Earlier this month, new rules regulating email communications took effect in Canada, forcing American associations that have members and customers there to adjust their marketing strategy and take a close look at their email lists.
Canada’s Anti-Spam Law (CASL), which as been around since July 1, 2014, requires email marketers to receive direct consent from users (that is, users must explicitly opt in to receive emails), instead of implied consent (marketers give users the opportunity to opt out). But the law included a grace period: Organizations that had a preexisting business relationship with a user—such as an association member—could continue communications under implied consent for three years.
This is a reminder for you to take steps to comply with the law and get systems in place to deal with it.
That period ended July 1.
“The message is, if you’re an American company that sends any kind of marketing material online to Canadians, this is a reminder for you to take steps to comply with the law and get systems in place to deal with it,” says Peter N. Mantas, a partner at the Ottawa law firm Fasken Martineau.

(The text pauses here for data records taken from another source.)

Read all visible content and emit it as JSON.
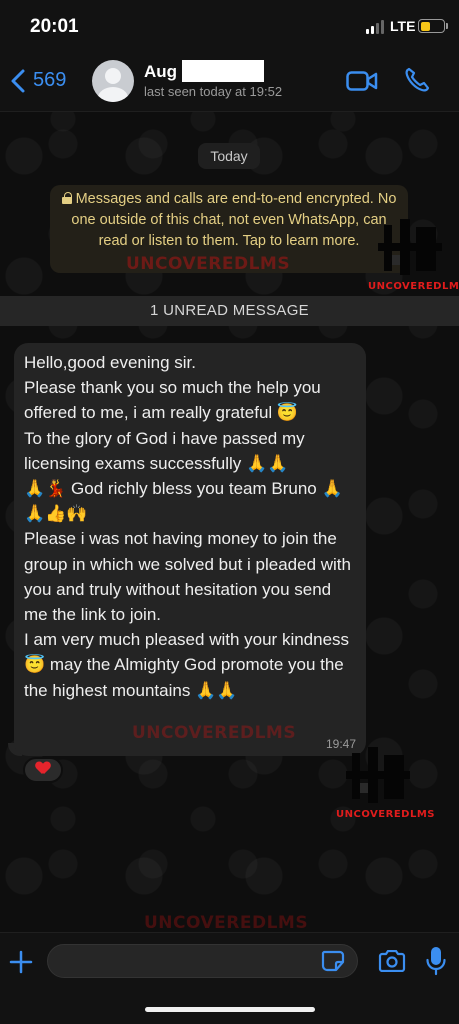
{
  "status_bar": {
    "time": "20:01",
    "network": "LTE"
  },
  "header": {
    "back_count": "569",
    "contact_name": "Aug                 nc",
    "last_seen": "last seen today at 19:52"
  },
  "chat": {
    "date_label": "Today",
    "encryption_notice": "Messages and calls are end-to-end encrypted. No one outside of this chat, not even WhatsApp, can read or listen to them. Tap to learn more.",
    "unread_banner": "1 UNREAD MESSAGE",
    "message": {
      "text": "Hello,good evening sir.\nPlease thank you so much the help you offered to me, i am really grateful 😇\nTo the glory of God i have passed my licensing exams successfully 🙏🙏\n🙏💃 God richly bless you team Bruno 🙏🙏👍🙌\nPlease i was not having money to join the group in which we solved but i pleaded with you and truly without hesitation you send me the link to join.\nI am very much pleased with your kindness 😇 may the Almighty God promote you the the highest mountains 🙏🙏",
      "time": "19:47",
      "reaction": "heart"
    }
  },
  "watermark": {
    "text": "UNCOVEREDLMS",
    "logo_label": "UNCOVEREDLMS",
    "color": "#e01c1c"
  },
  "composer": {
    "placeholder": ""
  },
  "colors": {
    "accent": "#3b8ef0",
    "encryption_text": "#e4cf84",
    "battery": "#f5c518"
  }
}
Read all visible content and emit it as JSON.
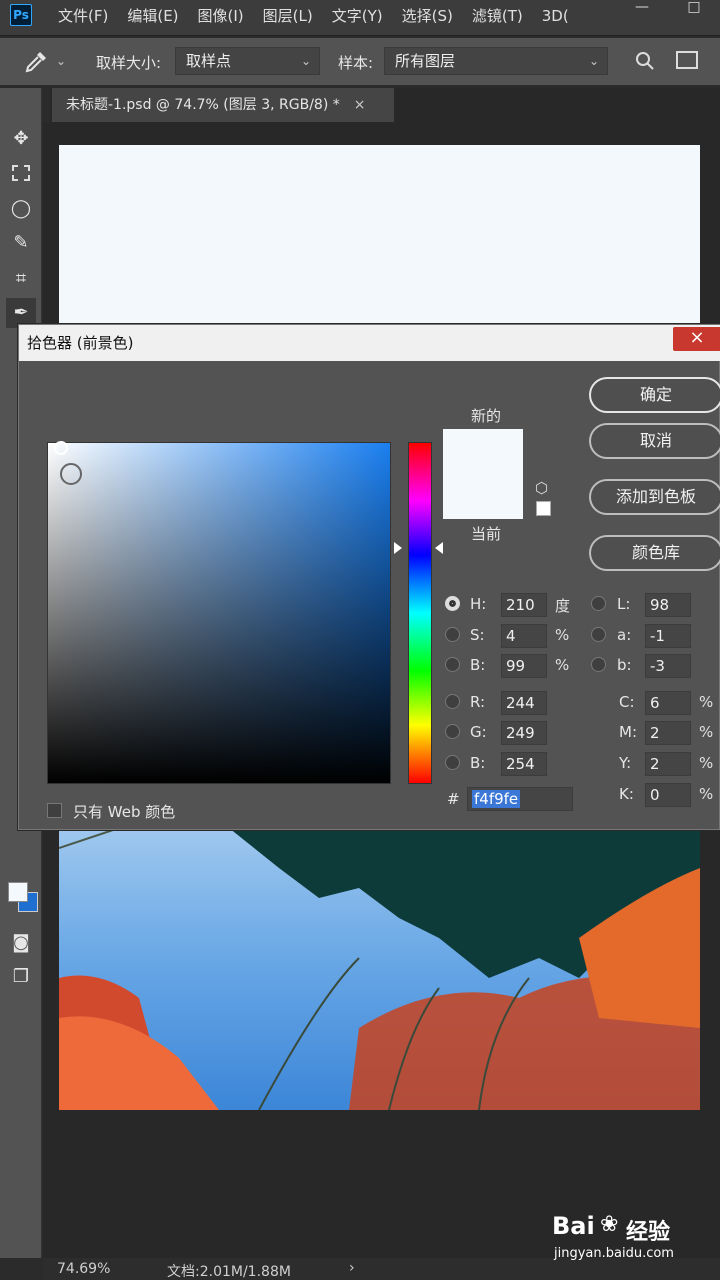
{
  "app": {
    "logo": "Ps"
  },
  "menu": [
    "文件(F)",
    "编辑(E)",
    "图像(I)",
    "图层(L)",
    "文字(Y)",
    "选择(S)",
    "滤镜(T)",
    "3D("
  ],
  "window_controls": [
    "—",
    "□"
  ],
  "options": {
    "sample_size_label": "取样大小:",
    "sample_size_value": "取样点",
    "sample_label": "样本:",
    "sample_value": "所有图层"
  },
  "document": {
    "tab_title": "未标题-1.psd @ 74.7% (图层 3, RGB/8) *",
    "close": "×"
  },
  "status": {
    "zoom": "74.69%",
    "doc_size": "文档:2.01M/1.88M",
    "arrow": "›"
  },
  "dialog": {
    "title": "拾色器 (前景色)",
    "close": "×",
    "buttons": {
      "ok": "确定",
      "cancel": "取消",
      "add_swatch": "添加到色板",
      "libraries": "颜色库"
    },
    "new_label": "新的",
    "current_label": "当前",
    "new_color": "#f4f9fe",
    "current_color": "#f4f9fe",
    "web_only_label": "只有 Web 颜色",
    "hsb": {
      "h_label": "H:",
      "h": "210",
      "h_unit": "度",
      "s_label": "S:",
      "s": "4",
      "s_unit": "%",
      "b_label": "B:",
      "b": "99",
      "b_unit": "%"
    },
    "rgb": {
      "r_label": "R:",
      "r": "244",
      "g_label": "G:",
      "g": "249",
      "b_label": "B:",
      "b": "254"
    },
    "lab": {
      "l_label": "L:",
      "l": "98",
      "a_label": "a:",
      "a": "-1",
      "b_label": "b:",
      "b": "-3"
    },
    "cmyk": {
      "c_label": "C:",
      "c": "6",
      "m_label": "M:",
      "m": "2",
      "y_label": "Y:",
      "y": "2",
      "k_label": "K:",
      "k": "0",
      "unit": "%"
    },
    "hex_label": "#",
    "hex": "f4f9fe"
  },
  "watermark": {
    "brand": "Bai",
    "brand2": "经验",
    "url": "jingyan.baidu.com"
  }
}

CASL’s rules now dictate that implied consent for business relationships lasts two years after a business transaction and six months after an inquiry. Implied consent is also two years for relationships that don’t involve commercial transactions, such as volunteer work or donations.
After those periods are over, sending an email to a user in Canada gets tricky. If you had been sending messages under implied consent and haven’t had a relationship with a user in that time period, an email asking for direct consent now violates the law.
“While you can use that implied consent to try to get express consent from the people to whom you’re already sending commercial emails, the problem under CASL is that even sending an email asking for that express consent constitutes a commercial message for which you needed some level of consent,” says Shahin O. Rothermel, an associate for the law firm Venable.
To ensure that you’re compliant, “organizations should take a close look at their sign-up process,” Rothermel says. “That’s the easiest way to make sure their members are opting in.” They should also keep good records on the when consent was given, the level of consent, the content of the messages, and recipients’ IP addresses. “In the event of a challenge, the onus is going to be on the organization sending the message to show it has consent or that it has complied,” she says.
For the moment, email marketers needn’t fear class-action suits alleging noncompliance: Last month, the Canadian government suspended a CASL “private right of action” provision that would have allowed individuals to sue organizations under the law. So for now, only the Canadian Radio-Television and Telecommunications Commission is empowered to enforce the law and levy fines.
Mantas cautions that email marketers shouldn’t rest easy. Private right of action “isn’t gone, it’s just been put on hold,” he says. “It could come back at any time, on short notice. There’s a reprieve, but you really need to start paying attention to this.”